- Location: 51°30′38″N 0°04′04″E﻿ / ﻿51.5105°N 0.0678°E Beckton, London Borough of Newham, United Kingdom
- Date: 21 June 2017 9:13 a.m. (UTC+01:00)
- Attack type: Acid throwing
- Weapons: Acid
- Injured: 2
- Victims: Resham Khan Jameel Muhktar
- Motive: Random

= 2017 Beckton acid attack =

Violent crime in London, England

On 21 June 2017 two occupants of a car were attacked with acid in Beckton in the London Borough of Newham. The perpetrator was John Tomlin and the victims were later named as Jameel Muhktar and his cousin and aspiring model Resham Khan. Their injuries were described as "life-changing". Police investigated the incident as a hate crime, and the victims believe the incident represented rising islamophobia in the United Kingdom. However, the judge said there was no evidence of a racial motivation. Tomlin was sentenced to 16 years imprisonment on 18 April 2018.

==Background==
The Beckton attack was part of a series of acid attacks targeting British Asians in London. However, not all acid attacks were similarly classified as hate crimes. As of 2017, the London boroughs of Newham and Tower Hamlets were among the areas of London where acid attacks were most common.

==Attack==
At 9:13 a.m. BST on Wednesday, 21 June 2017, Jameel Muhktar and Resham Khan were sitting in a stationary car stopped at traffic lights on Tollgate Road, Beckton. A white male approached and threw a corrosive liquid onto them. Both suffered severe burns with their injuries described by the Metropolitan Police as "life-changing".

Khan needed skin grafts to her face and body whilst Muhktar suffered wounds to his stomach, face, neck, ears, arms and back requiring extensive surgery. Muhktar described his clothes and shoes melting following the attack.

==Investigation==
While investigators originally ruled out a religious or racial motive for the crime, the Metropolitan Police declared that new evidence which had been uncovered on 30 June led them to ultimately investigate the assault as a hate crime. The judge said that there was no evidence that it was a hate crime.

==Suspect==
The Metropolitan Police later stated it was seeking to speak to John Tomlin, a 24-year-old man known to frequent Canning Town in relation to the incident. His Facebook page contained links to the far-right. Tomlin turned himself in to the Metropolitan Police on 9 July 2017. He was charged with causing grievous bodily harm and appeared at Thames Magistrates' Court on 11 July. He was remanded in custody and ordered to appear at Snaresbrook Crown Court on 8 August. At his hearing on 11 John Tomlin blew kisses at his supporters while in court.

==Reaction==
The Wharf, a local newspaper, reported that residents were concerned about the increasing number of attacks involving noxious substances in East London. Following an incident in which a man sitting in a car in Commercial Road, Tower Hamlets had a noxious liquid, believed to be bleach, thrown in his face and his car stolen, the Mayor of Tower Hamlets, John Biggs issued a statement seeking to reassure residents.

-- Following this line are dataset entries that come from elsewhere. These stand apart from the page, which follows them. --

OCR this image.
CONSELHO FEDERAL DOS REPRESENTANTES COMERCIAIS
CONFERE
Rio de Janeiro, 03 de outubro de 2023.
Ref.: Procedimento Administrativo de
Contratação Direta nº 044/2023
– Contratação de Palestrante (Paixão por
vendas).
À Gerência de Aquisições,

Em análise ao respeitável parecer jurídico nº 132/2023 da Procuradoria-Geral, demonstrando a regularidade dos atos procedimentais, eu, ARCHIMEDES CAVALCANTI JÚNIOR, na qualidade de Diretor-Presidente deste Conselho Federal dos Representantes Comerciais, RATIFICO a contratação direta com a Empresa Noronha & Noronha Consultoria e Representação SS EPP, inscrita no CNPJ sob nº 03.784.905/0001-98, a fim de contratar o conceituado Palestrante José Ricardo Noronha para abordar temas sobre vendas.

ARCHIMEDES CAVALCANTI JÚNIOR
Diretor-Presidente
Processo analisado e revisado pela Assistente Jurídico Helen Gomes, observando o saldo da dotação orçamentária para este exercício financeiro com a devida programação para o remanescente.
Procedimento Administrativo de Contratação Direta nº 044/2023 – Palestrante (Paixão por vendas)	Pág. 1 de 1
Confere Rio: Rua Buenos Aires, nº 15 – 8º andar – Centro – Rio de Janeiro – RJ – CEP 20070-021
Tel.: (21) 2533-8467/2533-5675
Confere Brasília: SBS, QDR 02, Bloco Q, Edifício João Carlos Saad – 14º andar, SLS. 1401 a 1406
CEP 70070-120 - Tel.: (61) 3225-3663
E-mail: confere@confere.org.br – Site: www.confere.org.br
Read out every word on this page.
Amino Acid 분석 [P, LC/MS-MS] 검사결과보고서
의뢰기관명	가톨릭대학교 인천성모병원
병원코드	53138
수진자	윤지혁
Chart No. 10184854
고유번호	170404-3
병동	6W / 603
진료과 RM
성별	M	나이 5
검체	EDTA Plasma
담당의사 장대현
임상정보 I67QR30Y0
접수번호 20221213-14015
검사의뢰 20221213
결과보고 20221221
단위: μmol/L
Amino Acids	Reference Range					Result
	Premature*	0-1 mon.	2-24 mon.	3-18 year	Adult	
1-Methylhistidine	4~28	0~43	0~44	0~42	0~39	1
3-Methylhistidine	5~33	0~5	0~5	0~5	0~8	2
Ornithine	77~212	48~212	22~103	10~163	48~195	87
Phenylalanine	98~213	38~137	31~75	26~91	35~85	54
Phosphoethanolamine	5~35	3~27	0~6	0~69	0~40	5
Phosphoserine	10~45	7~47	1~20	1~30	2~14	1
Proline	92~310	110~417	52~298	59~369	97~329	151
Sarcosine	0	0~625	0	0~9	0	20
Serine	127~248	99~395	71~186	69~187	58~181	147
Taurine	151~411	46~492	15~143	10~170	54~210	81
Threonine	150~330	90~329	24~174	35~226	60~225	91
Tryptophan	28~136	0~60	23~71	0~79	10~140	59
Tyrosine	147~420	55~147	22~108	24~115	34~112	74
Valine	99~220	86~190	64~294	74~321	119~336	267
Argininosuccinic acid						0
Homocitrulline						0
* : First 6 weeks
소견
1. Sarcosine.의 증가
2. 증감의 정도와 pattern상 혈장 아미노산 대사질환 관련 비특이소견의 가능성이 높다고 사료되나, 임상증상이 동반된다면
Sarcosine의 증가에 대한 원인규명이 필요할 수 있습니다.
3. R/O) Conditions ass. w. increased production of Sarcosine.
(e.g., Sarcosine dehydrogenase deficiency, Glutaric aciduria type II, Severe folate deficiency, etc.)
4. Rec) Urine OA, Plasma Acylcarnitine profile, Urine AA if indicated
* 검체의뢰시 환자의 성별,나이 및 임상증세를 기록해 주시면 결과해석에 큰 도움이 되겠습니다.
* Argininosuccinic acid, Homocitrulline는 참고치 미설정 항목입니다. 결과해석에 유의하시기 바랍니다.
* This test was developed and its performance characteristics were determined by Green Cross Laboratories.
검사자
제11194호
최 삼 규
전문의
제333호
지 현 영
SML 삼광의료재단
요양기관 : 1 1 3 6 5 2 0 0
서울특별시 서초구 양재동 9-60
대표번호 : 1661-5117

A crowdfunding campaign set up to help support the pair's aftercare had raised over £46,000 by 1 July 2017.

Stand Up To Racism announced a "vigil in solidarity with Resham and Jameel, and the victims of anti-Muslim hate crime" planned to be held outside Stratford station on 5 July.

===Government response===
In an article for The Sunday Times on 16 July, Amber Rudd, the Home Secretary cited the attack on Khan and Mukhtar when she announced an "action plan to tackle acid attacks" which would include "wide-ranging review of the law enforcement and criminal justice response, of existing legislation, of access to harmful products and of the support offered to victims."

===Criticism of media coverage and police response===
Jameel Muhktar criticised the initial lack of media coverage and the framing of the incident. Muhktar told Channel 4 News that "If this was an Asian guy like myself, going up to an English couple in a car and acid attacking them, I know for a fact and the whole country knows that it would be classed as a terror attack". He suggested the incident may have been motivated by Islamophobia and as revenge for recent terrorist attacks in the UK.

Resham Khan reported that the Metropolitan Police took "several days" to take any statement from her and that the London Ambulance Service "took too long" to arrive; with the victims being driven to hospital by a bystander.

In an article for The Independent, Sufyan Ismail was critical of the media coverage of the incident, stating most mainstream media failed to cover the incident or "at best relegated it to a minor story". Ismail suggested that had the roles of the victims and perpetrator been reversed the case would have been headline news. He compared the acid attack to violent hate-murders of Muslims that had received little coverage in contrast with the murder of Jo Cox or that of Lee Rigby.